Celebrating History-November 17, 1917

There wasn’t much local news in The Havre Plaindealer’s November 17, 1917 issue, but the war and its effects were quite prominent. The Havre Commercial Company took out a large ad containing a resolution from The American Clothing Manufacturers’ Association and the Associated Boys’ Clothing Manufacturers of Greater New York to eliminate certain parts of clothing for the upcoming spring season in an effort for those goods to be used to “adequately and warmly clothe” soldiers and sailors who were fighting in the war. Those articles included all belts, cuffs, pleats and “other like style features”.

Malcontents seemed to be up to no good again in Havre. We find these two articles on the Plaindealer’s front page:


“One of those individuals carrying many aliases was picked up by local officers Monday evening after making remarks reflecting upon the president and the country for having entered the war against Germany. The accused, who carried the card of the I. W. W., was sentenced to 30 days in the city bastille. In the meantime, his case may be considered by United States Attorney B. K. Wheeler, who has advised Judge Pyper that we will have a deputy in this city next week to investigate this and similar cases that have arisen here of late.

“John E. Henry, said to be a switchman, is a sadder, but wiser man. On Thursday evening Henry sent in an alarm of fire from a point in the western part of the city. The department responded only to find there was no real reason. It was ascertained that Henry sent in the alarm and he was called before Judge W. B. Pyper, who sentenced him to a fine of $25 and 30 days in jail. It is perhaps a safe assumption that Henry will try no more of these jokes in the future.”

Some neat news came out of Gildford this week.

“Installation ceremonies of a lodge of Masons at Gildford were held on Thursday evening of this week. The new lodge has worked under the dispensation for some two years, and gives promise of becoming one of the strongest in the northern part of the state. Forty autos, carrying about 75 Havre Masons with their wives, went from Havre. In attendance upon the banquet and dance following the installation were more than 500 people from this and other points, and the event was declared to be one of the best ever held in northern Montana.”

Here is some news from the “Of Local Interest” social pages:

“The annual Thanksgiving dance for the Order of Railroad Trainmen, scheduled for the evening of November 29, promises to be one of the best affairs of the kind ever put on by this organization, which has the record for carrying out the most unique and enjoyable social affairs.

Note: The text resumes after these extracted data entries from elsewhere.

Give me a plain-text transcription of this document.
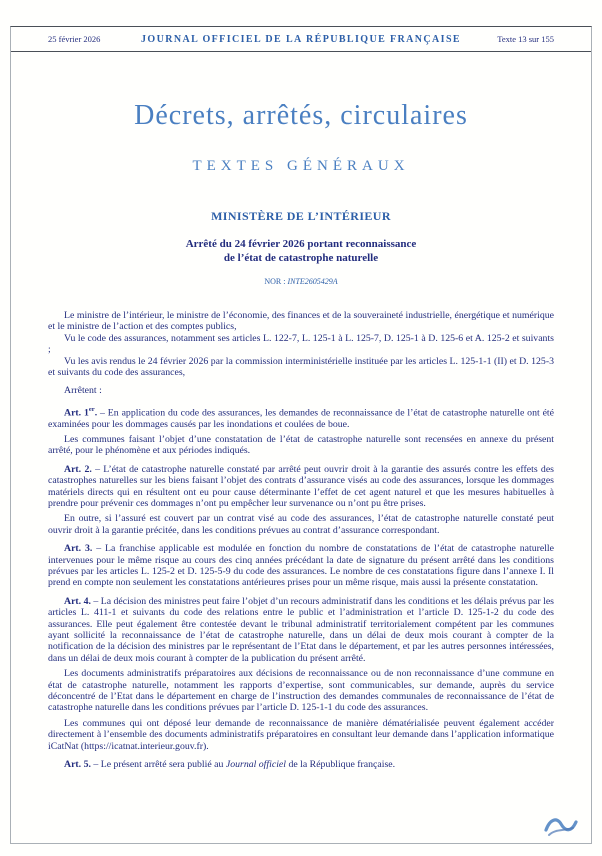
25 février 2026	JOURNAL OFFICIEL DE LA RÉPUBLIQUE FRANÇAISE	Texte 13 sur 155
Décrets, arrêtés, circulaires
TEXTES GÉNÉRAUX
MINISTÈRE DE L’INTÉRIEUR
Arrêté du 24 février 2026 portant reconnaissance
de l’état de catastrophe naturelle
NOR : INTE2605429A

Le ministre de l’intérieur, le ministre de l’économie, des finances et de la souveraineté industrielle, énergétique et numérique et le ministre de l’action et des comptes publics,

Vu le code des assurances, notamment ses articles L. 122-7, L. 125-1 à L. 125-7, D. 125-1 à D. 125-6 et A. 125-2 et suivants ;

Vu les avis rendus le 24 février 2026 par la commission interministérielle instituée par les articles L. 125-1-1 (II) et D. 125-3 et suivants du code des assurances,

Arrêtent :

Art. 1er. – En application du code des assurances, les demandes de reconnaissance de l’état de catastrophe naturelle ont été examinées pour les dommages causés par les inondations et coulées de boue.

Les communes faisant l’objet d’une constatation de l’état de catastrophe naturelle sont recensées en annexe du présent arrêté, pour le phénomène et aux périodes indiqués.

Art. 2. – L’état de catastrophe naturelle constaté par arrêté peut ouvrir droit à la garantie des assurés contre les effets des catastrophes naturelles sur les biens faisant l’objet des contrats d’assurance visés au code des assurances, lorsque les dommages matériels directs qui en résultent ont eu pour cause déterminante l’effet de cet agent naturel et que les mesures habituelles à prendre pour prévenir ces dommages n’ont pu empêcher leur survenance ou n’ont pu être prises.

En outre, si l’assuré est couvert par un contrat visé au code des assurances, l’état de catastrophe naturelle constaté peut ouvrir droit à la garantie précitée, dans les conditions prévues au contrat d’assurance correspondant.

Art. 3. – La franchise applicable est modulée en fonction du nombre de constatations de l’état de catastrophe naturelle intervenues pour le même risque au cours des cinq années précédant la date de signature du présent arrêté dans les conditions prévues par les articles L. 125-2 et D. 125-5-9 du code des assurances. Le nombre de ces constatations figure dans l’annexe I. Il prend en compte non seulement les constatations antérieures prises pour un même risque, mais aussi la présente constatation.

Art. 4. – La décision des ministres peut faire l’objet d’un recours administratif dans les conditions et les délais prévus par les articles L. 411-1 et suivants du code des relations entre le public et l’administration et l’article D. 125-1-2 du code des assurances. Elle peut également être contestée devant le tribunal administratif territorialement compétent par les communes ayant sollicité la reconnaissance de l’état de catastrophe naturelle, dans un délai de deux mois courant à compter de la notification de la décision des ministres par le représentant de l’Etat dans le département, et par les autres personnes intéressées, dans un délai de deux mois courant à compter de la publication du présent arrêté.

Les documents administratifs préparatoires aux décisions de reconnaissance ou de non reconnaissance d’une commune en état de catastrophe naturelle, notamment les rapports d’expertise, sont communicables, sur demande, auprès du service déconcentré de l’Etat dans le département en charge de l’instruction des demandes communales de reconnaissance de l’état de catastrophe naturelle dans les conditions prévues par l’article D. 125-1-1 du code des assurances.

Les communes qui ont déposé leur demande de reconnaissance de manière dématérialisée peuvent également accéder directement à l’ensemble des documents administratifs préparatoires en consultant leur demande dans l’application informatique iCatNat (https://icatnat.interieur.gouv.fr).

Art. 5. – Le présent arrêté sera publié au Journal officiel de la République française.
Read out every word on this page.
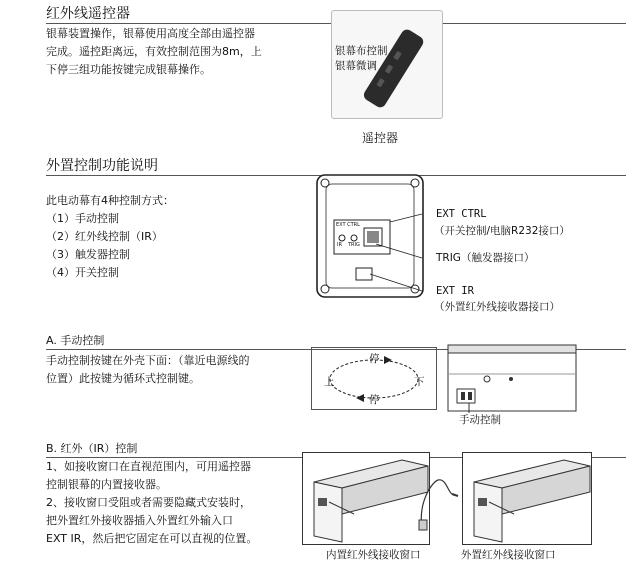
红外线遥控器
银幕装置操作，银幕使用高度全部由遥控器
完成。遥控距离远，有效控制范围为8m，上
下停三组功能按键完成银幕操作。
银幕布控制
银幕微调
遥控器
外置控制功能说明
此电动幕有4种控制方式：
（1）手动控制
（2）红外线控制（IR）
（3）触发器控制
（4）开关控制
EXT CTRL
IR TRIG
EXT CTRL
（开关控制/电脑R232接口）
TRIG（触发器接口）
EXT IR
（外置红外线接收器接口）
A. 手动控制
手动控制按键在外壳下面：（靠近电源线的
位置）此按键为循环式控制键。
停
下
停
上
手动控制
B. 红外（IR）控制
1、如接收窗口在直视范围内，可用遥控器
控制银幕的内置接收器。
2、接收窗口受阻或者需要隐藏式安装时，
把外置红外接收器插入外置红外输入口
EXT IR，然后把它固定在可以直视的位置。
内置红外线接收窗口	外置红外线接收窗口
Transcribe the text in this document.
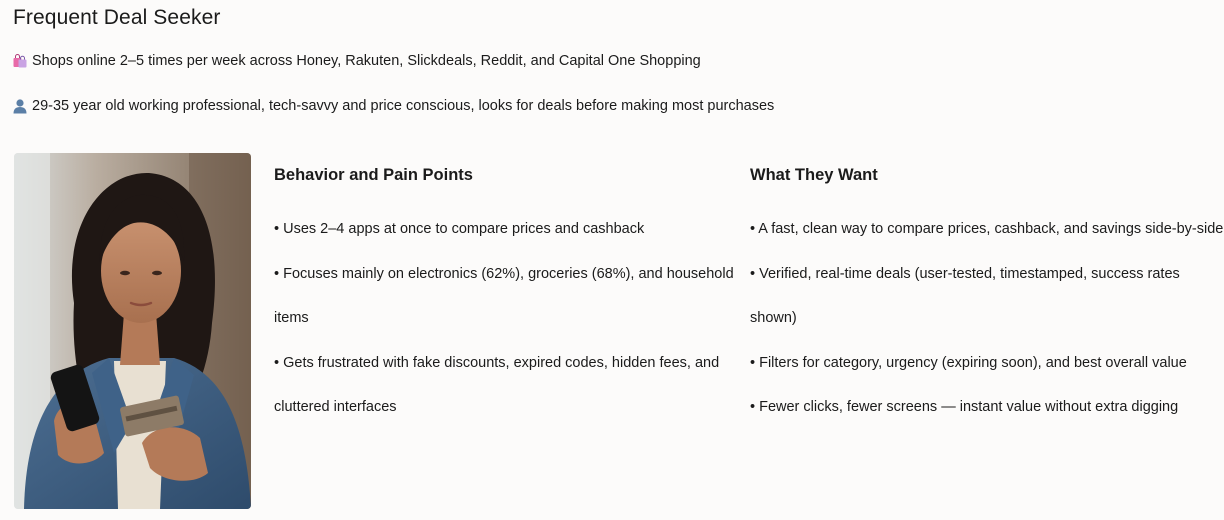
Frequent Deal Seeker
Shops online 2–5 times per week across Honey, Rakuten, Slickdeals, Reddit, and Capital One Shopping
29-35 year old working professional, tech-savvy and price conscious, looks for deals before making most purchases
Behavior and Pain Points
• Uses 2–4 apps at once to compare prices and cashback
• Focuses mainly on electronics (62%), groceries (68%), and household
items
• Gets frustrated with fake discounts, expired codes, hidden fees, and
cluttered interfaces
What They Want
• A fast, clean way to compare prices, cashback, and savings side-by-side
• Verified, real-time deals (user-tested, timestamped, success rates
shown)
• Filters for category, urgency (expiring soon), and best overall value
• Fewer clicks, fewer screens — instant value without extra digging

“Mr. and Mrs. H. E. Loranger received a telegram yesterday morning from their son, stating that his division of marine corps was to leave that day for Philadelphia, from which point they would ship for the Canal zone.

“Christmas boxes for American soldiers in France will be sent from Hoboken, N. J., to France, without charge by the Wells-Fargo express. All packages must be plainly addressed and sent in care of Commanding General, Hoboken.

“But two days was required to raise Hill county’s quota of $1500 for the $35,000,000 fund asked for by the Army Y. M. C. A. The larger portion of the amount was raised in Havre on the first day, and the deputies under H. E. Clack, chairman of this county, easily cleaned up the remainder on Tuesday.”